Кострюков неохотно отвечал:
– Не знаю. Послал Жукова, и тот будто в воду канул.
– Может, беда случилась, а? Ведь буря какая пронеслась.
– Подождем до утра. Оно смекалистей ночи.
Но и утро не принесло ничего определенного.
Члены комиссии предложили Кострюкову начать торжество.
– Но у нас не полные сведения. Подождем еще, – отвечал он, думая: «Какое там торжество, когда люди, может быть…»
– Мы знаем, что ваша артель и «Соревнование» идут впереди. Последние сводки покажут, кто первый пришел к финишу, а пока мы распределим менее ценные премии между остальными артелями. Зачем же время терять?
Доводы были убедительные, и Кострюков согласился.
Выступали представители партийных и общественных организаций. Они отмечали проявленные рыбаками героизм, самоотверженность и большевистскую сноровку в борьбе за путину. Каждый из ораторов старался придать своей речи парадную торжественность, но праздничной обстановки не чувствовалось. Бронзокосцы часто выходили курить, вполголоса переговаривались.
Все премии, кроме первых двух, были распределены между артелями, и делать стало вроде бы нечего.
В это время в клуб вбежал забрызганный грязью парень, на минуту задержался у дверей.
– Товарищи! – обратился к рыбакам председатель конкурсной комиссии. – Как же дальше быть? – и, опустив голову, начал перелистывать лежащие на столе бумаги.
По залу гулко протопали сапоги – парень приблизился к сцене.
– Кто из вас Кострюков?
– Я.
– Получите.
Кострюков пробежал записку и радостно заулыбался.
– Товарищи! Едут наши! Слушайте.
«Товарищ Кострюков! Чтобы вы не тревожились, посылаю нарочным записку.

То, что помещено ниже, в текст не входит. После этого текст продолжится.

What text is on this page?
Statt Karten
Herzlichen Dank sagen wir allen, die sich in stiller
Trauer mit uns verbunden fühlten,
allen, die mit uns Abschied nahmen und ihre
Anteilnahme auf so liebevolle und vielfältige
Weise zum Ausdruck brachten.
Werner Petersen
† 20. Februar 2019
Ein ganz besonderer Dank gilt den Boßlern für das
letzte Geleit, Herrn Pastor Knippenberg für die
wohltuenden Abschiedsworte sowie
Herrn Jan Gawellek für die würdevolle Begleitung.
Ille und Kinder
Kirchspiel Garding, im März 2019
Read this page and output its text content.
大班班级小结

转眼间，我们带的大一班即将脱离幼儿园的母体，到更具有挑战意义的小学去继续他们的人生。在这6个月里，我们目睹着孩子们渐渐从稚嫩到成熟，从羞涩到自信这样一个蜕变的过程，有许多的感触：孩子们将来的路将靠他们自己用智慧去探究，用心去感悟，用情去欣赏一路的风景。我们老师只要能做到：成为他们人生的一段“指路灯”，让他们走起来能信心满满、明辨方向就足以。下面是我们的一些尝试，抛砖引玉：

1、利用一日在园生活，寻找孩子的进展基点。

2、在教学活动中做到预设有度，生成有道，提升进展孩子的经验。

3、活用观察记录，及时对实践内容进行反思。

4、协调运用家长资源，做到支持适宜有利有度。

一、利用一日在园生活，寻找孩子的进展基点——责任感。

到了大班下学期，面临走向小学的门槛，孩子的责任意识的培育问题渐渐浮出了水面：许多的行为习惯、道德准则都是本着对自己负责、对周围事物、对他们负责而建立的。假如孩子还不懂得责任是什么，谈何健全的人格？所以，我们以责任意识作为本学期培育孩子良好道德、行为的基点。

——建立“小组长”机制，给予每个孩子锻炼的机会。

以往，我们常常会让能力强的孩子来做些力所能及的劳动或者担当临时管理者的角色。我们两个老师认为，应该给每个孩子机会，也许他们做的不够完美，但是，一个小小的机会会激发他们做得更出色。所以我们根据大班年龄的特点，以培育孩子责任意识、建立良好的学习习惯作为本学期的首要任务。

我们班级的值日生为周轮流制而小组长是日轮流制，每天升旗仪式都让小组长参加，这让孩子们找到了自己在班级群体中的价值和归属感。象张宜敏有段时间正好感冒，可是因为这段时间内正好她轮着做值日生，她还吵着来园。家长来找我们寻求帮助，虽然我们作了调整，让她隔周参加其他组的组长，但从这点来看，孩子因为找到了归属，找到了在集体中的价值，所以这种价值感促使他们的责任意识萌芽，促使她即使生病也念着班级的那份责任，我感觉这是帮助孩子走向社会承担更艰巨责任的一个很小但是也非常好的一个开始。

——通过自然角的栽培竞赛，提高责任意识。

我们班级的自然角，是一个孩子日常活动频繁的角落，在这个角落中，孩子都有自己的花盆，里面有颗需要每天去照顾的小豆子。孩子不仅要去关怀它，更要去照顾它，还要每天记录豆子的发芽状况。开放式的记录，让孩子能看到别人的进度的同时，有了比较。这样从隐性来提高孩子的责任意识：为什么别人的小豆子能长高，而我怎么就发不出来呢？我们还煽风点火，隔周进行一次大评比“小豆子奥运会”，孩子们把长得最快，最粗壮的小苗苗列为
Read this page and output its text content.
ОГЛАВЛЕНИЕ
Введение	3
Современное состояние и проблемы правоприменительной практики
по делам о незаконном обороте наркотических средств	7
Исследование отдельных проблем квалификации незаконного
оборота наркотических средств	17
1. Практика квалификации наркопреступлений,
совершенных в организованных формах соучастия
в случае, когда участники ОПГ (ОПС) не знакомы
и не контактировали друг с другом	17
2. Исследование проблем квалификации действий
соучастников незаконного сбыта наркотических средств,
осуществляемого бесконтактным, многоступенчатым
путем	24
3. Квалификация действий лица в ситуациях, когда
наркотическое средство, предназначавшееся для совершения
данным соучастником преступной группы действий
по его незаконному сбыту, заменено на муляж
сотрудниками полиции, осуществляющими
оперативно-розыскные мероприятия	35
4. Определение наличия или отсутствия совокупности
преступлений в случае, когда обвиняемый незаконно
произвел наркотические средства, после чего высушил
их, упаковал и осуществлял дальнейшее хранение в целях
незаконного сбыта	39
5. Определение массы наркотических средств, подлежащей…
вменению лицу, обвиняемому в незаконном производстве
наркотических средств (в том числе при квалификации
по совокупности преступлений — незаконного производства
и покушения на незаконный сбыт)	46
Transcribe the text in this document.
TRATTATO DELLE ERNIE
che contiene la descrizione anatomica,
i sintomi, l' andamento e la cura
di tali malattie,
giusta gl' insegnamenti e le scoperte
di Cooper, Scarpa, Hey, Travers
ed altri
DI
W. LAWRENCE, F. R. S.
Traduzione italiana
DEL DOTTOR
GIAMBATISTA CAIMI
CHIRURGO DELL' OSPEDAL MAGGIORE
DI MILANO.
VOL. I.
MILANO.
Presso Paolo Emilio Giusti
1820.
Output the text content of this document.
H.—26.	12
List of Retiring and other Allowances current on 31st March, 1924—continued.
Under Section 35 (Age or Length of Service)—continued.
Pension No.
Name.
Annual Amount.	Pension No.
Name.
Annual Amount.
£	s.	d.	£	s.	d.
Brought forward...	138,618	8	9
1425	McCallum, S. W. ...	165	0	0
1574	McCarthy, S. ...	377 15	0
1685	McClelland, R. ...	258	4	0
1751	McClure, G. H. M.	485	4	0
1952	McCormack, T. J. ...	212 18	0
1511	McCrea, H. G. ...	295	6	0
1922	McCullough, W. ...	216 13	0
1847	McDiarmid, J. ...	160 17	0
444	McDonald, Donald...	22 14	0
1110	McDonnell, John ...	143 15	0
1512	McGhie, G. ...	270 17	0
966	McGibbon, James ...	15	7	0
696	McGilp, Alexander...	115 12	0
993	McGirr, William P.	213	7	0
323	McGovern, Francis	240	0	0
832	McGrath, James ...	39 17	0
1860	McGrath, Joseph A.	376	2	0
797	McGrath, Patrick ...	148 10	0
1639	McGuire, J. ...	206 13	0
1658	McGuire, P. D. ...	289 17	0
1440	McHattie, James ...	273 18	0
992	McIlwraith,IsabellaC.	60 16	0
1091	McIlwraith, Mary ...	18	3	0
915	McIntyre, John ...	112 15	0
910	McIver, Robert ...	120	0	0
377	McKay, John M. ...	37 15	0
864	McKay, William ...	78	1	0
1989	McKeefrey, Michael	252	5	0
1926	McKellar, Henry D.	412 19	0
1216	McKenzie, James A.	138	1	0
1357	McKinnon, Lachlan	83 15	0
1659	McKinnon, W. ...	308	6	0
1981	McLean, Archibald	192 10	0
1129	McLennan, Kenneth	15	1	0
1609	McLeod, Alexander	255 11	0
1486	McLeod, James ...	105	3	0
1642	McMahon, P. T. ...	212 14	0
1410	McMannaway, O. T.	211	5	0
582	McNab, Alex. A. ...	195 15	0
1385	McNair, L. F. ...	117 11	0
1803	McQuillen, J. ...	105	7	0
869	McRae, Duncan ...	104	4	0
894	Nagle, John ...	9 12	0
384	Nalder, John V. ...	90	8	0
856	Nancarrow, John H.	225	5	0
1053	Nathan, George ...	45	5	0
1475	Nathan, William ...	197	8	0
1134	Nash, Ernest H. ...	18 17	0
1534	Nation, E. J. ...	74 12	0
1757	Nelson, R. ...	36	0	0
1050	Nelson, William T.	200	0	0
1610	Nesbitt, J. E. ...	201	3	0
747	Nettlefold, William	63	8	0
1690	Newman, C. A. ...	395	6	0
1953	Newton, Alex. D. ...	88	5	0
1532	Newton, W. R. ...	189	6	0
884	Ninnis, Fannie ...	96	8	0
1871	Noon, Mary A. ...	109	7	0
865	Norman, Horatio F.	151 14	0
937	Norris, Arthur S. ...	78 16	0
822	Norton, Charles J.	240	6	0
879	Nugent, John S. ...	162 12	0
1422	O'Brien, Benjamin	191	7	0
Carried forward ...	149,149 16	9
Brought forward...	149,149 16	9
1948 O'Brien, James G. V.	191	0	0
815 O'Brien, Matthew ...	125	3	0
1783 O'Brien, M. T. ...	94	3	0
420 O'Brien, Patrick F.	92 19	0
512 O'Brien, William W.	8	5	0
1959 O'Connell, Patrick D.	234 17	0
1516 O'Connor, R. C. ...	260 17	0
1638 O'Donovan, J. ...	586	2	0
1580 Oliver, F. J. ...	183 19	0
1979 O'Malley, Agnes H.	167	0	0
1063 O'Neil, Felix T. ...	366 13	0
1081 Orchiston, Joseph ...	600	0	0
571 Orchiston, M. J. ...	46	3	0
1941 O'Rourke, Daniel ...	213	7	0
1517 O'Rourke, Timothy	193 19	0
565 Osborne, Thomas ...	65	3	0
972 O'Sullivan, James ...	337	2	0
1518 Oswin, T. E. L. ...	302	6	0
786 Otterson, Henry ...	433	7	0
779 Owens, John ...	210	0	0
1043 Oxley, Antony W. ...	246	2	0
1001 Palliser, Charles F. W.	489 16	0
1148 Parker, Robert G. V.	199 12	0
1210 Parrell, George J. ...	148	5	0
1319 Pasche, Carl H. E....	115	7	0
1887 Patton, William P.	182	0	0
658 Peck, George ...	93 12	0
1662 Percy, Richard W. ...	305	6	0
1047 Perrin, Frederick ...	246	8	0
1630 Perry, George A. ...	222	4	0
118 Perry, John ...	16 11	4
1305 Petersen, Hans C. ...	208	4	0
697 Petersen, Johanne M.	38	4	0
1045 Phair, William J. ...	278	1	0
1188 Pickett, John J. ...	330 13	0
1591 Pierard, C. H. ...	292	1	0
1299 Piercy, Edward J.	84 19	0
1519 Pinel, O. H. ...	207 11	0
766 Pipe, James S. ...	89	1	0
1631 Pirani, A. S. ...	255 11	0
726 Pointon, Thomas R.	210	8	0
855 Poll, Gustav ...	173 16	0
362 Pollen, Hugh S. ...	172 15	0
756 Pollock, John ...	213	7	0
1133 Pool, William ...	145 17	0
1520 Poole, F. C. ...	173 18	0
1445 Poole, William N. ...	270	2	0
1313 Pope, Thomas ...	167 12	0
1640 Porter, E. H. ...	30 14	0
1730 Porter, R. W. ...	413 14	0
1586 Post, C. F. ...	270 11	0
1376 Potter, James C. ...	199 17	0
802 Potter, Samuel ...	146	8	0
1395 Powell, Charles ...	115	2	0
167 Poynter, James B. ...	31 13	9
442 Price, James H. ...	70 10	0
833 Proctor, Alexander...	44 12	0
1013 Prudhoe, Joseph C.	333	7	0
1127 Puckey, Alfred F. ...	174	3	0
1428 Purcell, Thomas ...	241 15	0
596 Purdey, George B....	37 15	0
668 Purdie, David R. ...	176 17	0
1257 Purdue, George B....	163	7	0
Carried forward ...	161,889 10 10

Сообщаю: все в порядке, „Комсомолец“ вывел из шторма баркасы кумураевцев и спас их бот, севший на мель. Он принял на себя его груз и доставил бот на буксире в порт. Наш улов за эту неделю следующий: одна тысяча триста два центнера. Кумураевцы дали семьсот девяносто девять центнеров. Море улеглось. Выходим на Косу. Надеемся быть часам к десяти.
Жуков».
Кострюков передал записку комиссии.
– Вот вам и сводка. Установите, на сколько процентов выполнен план.
Бронзокосцы заволновались:
– А где же они?
– Ведь теперь, почитай, двенадцатый час!
Отдышавшись, парень провел ладонью по лицу, ответил:
– Идут. Я тоже запоздал. На полдороге конь поломал ногу. Сдал его для присмотра на Буграх и ударился пешком. Ну, пока дотащился по грязи до вашего хутора, гляжу – идут…
…Доведенный до отчаяния плачущим младенцем, Панюхай ежедневно выходил к обрыву, тоскующими глазами молил безответное море вернуть ему дочь. Потом возвращался в хутор, ловил на улицах женщин, просил покормить ребенка.
Заметив на горизонте моторные суда и баркасы, он поспешил в клуб известить рыбаков, но, пройдя немного, раздумал и вернулся к морю, будто боясь потерять из виду баркасы. Так и простоял одиноко над обрывом, пока прибывшие не сошли с подчалков на берег.
С ними были Жуков и Кондогур.
– Почему не встречают? – изумился Жуков. – Даже женщин и детей нет.
Но Панюхай не слышал его, он пробирался к Анке.
– Что же ты, чебак не курица, петлю мне на шею? Анка!..
Анка подобрала одеяло, завернула ребенка и, не глядя отцу в глаза, смущенно спросила:
– Молоко принимала?
– Плохо. Твоего требует…
– Ладно. Привыкнет.
Сашка потянул Анку за руку:
– Идем. Ну, ребята! Запевай!
Панюхай и Кондогур молча переглянулись и пошли следом за молодежью. По дороге разговорились, придя в клуб, сели рядом.
Рыбаков встретили шумно. Все вскочили с мест, захлопали.
Сашка бросился на сцену, сел за пианино и заиграл туш. Анка обратилась к первой попавшейся женщине, шепнула ей на ухо:
– Молоко есть? Покорми.
– А сама?
– У меня перегорело. Возьми скорей. Кострюков зовет.
– Эк, скаженная, – проворчала женщина, давая ребенку грудь.
– Товарищи! – начал председатель конкурсной комиссии. – У нас осталось еще две премии для двух артелей. Возьмем «Соревнование». Эта артель в течение прошлого года шла впереди всех. И теперь она выполнила правительственное задание на сто девять процентов…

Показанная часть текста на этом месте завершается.